Ozempic appears to have totally failed me. Well I say that but as I admitted to Ms. Gonzalez, my nurse practitioner, I don't really know if it's the drug no longer having beneficial effects or if I am overriding the drug's influence through renewed bad habits. Yep, I've been drinking again. Oh not as bad as it used to be, arguably, but on average a 12-pack a week. Plus I've had a few nights, nay, many nights recently where I've gobbled down a pint or two of either Ben & Jerry's, Haagen-Dazs, or Talenti, whichever be on sale. Needless to say, I've regained 10 or so pounds and my A1c is 8.0. I put myself back on Metformin and Glimepiride and admitted this to my practitioner. She seems to agree that if that's what needs to be done then so be it. Furthermore, she increased the Ozempic dosage to 2 mg, replaced Jardiance with Farxiga and introduced Gabapentin to deal with my nerve damaged feet (and maybe my psych-issues). Yep, I'm a mess.

But there's more than just health issues. My daily pattern of wake up, eat, mess around on the computer, watch TV, go back to the computer, go back to the TV, eat, go back to the computer, eat, etc, etc, etc. Just ain't cutting it anymore. I'm actually getting bored. What? Bored of my perfect retired life? The life I've dreamed of for my, well, entire life? And it's more than just the ol' Peggy Lee melancholy wail.
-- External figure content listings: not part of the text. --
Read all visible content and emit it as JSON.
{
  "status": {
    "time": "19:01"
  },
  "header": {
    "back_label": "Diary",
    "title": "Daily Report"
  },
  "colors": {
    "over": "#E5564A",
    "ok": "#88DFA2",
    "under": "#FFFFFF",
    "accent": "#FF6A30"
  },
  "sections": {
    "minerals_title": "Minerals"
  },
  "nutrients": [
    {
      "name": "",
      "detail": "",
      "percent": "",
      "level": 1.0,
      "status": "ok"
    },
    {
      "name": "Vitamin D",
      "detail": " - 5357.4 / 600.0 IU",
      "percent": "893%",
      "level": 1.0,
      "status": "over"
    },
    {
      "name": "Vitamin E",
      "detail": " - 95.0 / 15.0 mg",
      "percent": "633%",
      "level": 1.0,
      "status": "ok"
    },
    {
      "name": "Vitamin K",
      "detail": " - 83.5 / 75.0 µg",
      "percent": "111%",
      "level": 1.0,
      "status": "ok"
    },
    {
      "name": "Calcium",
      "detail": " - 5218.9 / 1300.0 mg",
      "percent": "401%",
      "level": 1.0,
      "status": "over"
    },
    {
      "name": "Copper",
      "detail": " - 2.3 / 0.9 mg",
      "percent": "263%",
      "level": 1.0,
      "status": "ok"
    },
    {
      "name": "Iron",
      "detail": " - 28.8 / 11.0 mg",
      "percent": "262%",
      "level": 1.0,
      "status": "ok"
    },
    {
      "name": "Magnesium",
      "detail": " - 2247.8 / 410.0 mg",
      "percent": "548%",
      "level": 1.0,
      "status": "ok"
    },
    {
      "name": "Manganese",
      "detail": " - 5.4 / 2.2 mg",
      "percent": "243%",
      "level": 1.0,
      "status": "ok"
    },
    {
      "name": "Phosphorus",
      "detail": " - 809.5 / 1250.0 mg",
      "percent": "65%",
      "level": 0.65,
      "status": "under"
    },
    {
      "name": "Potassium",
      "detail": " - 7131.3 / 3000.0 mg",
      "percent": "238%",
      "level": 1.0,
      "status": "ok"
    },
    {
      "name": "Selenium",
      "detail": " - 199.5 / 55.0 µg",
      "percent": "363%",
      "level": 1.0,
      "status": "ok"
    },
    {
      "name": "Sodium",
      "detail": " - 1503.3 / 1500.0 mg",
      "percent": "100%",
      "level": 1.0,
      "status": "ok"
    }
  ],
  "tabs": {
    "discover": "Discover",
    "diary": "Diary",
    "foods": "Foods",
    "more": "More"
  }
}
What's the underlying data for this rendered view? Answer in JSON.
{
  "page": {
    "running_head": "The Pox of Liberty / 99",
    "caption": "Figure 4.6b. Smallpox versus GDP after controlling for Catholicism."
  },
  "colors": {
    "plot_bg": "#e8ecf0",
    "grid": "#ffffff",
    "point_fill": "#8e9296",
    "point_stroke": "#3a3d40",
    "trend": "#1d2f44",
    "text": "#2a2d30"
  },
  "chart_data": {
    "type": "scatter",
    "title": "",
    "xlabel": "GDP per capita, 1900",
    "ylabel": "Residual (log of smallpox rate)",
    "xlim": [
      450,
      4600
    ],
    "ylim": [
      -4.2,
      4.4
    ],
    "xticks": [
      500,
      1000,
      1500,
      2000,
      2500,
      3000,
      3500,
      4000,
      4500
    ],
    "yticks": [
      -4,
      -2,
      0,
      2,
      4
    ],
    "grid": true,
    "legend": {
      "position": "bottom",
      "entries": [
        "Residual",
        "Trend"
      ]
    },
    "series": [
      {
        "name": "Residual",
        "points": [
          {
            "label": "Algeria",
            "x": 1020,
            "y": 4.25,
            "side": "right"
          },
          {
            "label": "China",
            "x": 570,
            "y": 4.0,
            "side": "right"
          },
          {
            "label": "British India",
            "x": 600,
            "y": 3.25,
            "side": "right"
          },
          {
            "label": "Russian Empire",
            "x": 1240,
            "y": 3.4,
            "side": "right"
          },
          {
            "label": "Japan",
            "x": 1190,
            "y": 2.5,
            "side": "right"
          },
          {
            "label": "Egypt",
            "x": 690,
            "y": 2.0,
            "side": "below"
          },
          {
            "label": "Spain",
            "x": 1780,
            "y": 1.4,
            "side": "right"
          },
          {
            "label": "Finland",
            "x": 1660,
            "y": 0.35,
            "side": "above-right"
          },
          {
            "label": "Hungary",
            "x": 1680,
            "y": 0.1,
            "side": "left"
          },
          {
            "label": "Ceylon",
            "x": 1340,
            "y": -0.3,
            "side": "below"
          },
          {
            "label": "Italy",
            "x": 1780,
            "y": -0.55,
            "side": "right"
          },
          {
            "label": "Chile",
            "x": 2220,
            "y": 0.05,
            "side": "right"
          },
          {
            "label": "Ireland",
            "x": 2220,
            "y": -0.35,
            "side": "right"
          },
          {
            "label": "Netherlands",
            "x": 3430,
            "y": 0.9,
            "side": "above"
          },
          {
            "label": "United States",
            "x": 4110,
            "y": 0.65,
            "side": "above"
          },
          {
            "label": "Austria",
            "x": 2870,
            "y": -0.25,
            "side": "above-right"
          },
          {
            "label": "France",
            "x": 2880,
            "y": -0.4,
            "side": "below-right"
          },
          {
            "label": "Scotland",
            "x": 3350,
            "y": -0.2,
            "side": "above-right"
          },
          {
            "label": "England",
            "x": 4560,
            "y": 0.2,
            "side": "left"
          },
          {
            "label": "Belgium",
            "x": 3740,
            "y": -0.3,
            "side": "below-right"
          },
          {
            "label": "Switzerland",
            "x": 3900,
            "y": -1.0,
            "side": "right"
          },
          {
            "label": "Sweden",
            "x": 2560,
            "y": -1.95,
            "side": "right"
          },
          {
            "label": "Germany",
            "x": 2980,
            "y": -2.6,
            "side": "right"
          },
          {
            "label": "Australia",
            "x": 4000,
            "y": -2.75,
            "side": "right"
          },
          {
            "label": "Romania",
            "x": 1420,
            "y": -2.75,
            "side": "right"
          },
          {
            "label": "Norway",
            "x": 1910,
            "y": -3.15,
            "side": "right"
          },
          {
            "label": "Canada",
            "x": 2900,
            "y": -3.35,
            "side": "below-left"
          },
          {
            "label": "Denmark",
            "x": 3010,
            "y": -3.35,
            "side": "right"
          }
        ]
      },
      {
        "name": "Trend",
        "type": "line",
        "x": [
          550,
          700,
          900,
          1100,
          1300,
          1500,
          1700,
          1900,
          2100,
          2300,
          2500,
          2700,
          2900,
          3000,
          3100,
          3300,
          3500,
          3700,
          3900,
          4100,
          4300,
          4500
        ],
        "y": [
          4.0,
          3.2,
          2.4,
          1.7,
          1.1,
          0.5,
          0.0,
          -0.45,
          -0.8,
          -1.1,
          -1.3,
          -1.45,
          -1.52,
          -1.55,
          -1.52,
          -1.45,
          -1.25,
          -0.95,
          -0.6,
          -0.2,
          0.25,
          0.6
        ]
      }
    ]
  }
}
And then there's the old argument about finances. Will what I have last? I've done the math, and it looks good, as I've explained, but then again, unlike my lifelong enduring practice of favoring run-on sentences, and my self-perceived, perhaps self-deceived, supposed fluence in English, math was never one of my strong suits. One of my Quirkymen on YouTube is being ripped to shreds by his trolls, for a few reasons, but prime among them is his assertation that social security should be taken as soon as possible at the age of 62. For years, this has been my contention as well, but these trolls seem to think that's a pretty bad idea. I know why, of course. Boomers have been fed since childhood the idea that you should work 'till you're no longer able to, not until you can nuzzle up your wrinkly puss to start sucking on the government teat ASAP. Well how noble for them. But I no longer hold that illusion and I have nary spent a day ever having any moral compunctions regarding that. I'm grabbing that hook up as soon as it's available. 

But of course, it does make me wonder, what if I actually live a long life? As I've stated many times, I really don't expect to live far into my 70s, if I can make it to that milestone at all. But then again, Dear Old Daddy is going to be 84 in just a few days. On Easter Sunday in fact. Just like my birthday last year was on Easter Sunday. Ooh, how eerie.

My birthday is traditionally known for only having the quirkiness of never raining wherever I am on that day. But of course this was proven false a few years ago as it pretty much poured throughout most of the day as I sat on a cruise ship at a pier in Cozumel, Mexico. This year my birthday occurs one day late for the big total solar eclipse, which coincidentally will first be witnessed by viewers in North America as it embarks across the continent starting with Mazatlán, Mexico.

Ironic, isn't it? We can see patterns in pretty much unrelated events yet our brain puts these together and assembles some sort of meaning to them. And these interpretations then influence our behavior and contribute towards the perceived outcomes. 

Ironic times call for celestial harbinger events like rain, moon shadows and the rising "Son" on your birthday.

EDIT: Later, I zoomed over to Publix liquors, got me a 12-pack and proceeded to proceed, as it were. Right after the fifth bottle of the on-sale selection, Pacifico, a beer I don't remember trying before, I felt Ozempic-y and just stopped. I rested for a while, then solemnly proceeded to dump the rest down the sink. As I packed the still-cold empty bottles back into the box, readying it for garbage disposal, I noticed the inscription on the side of the box indicating the origin of this brand: Mazatlán, Mexico. I saved a cap as a memento.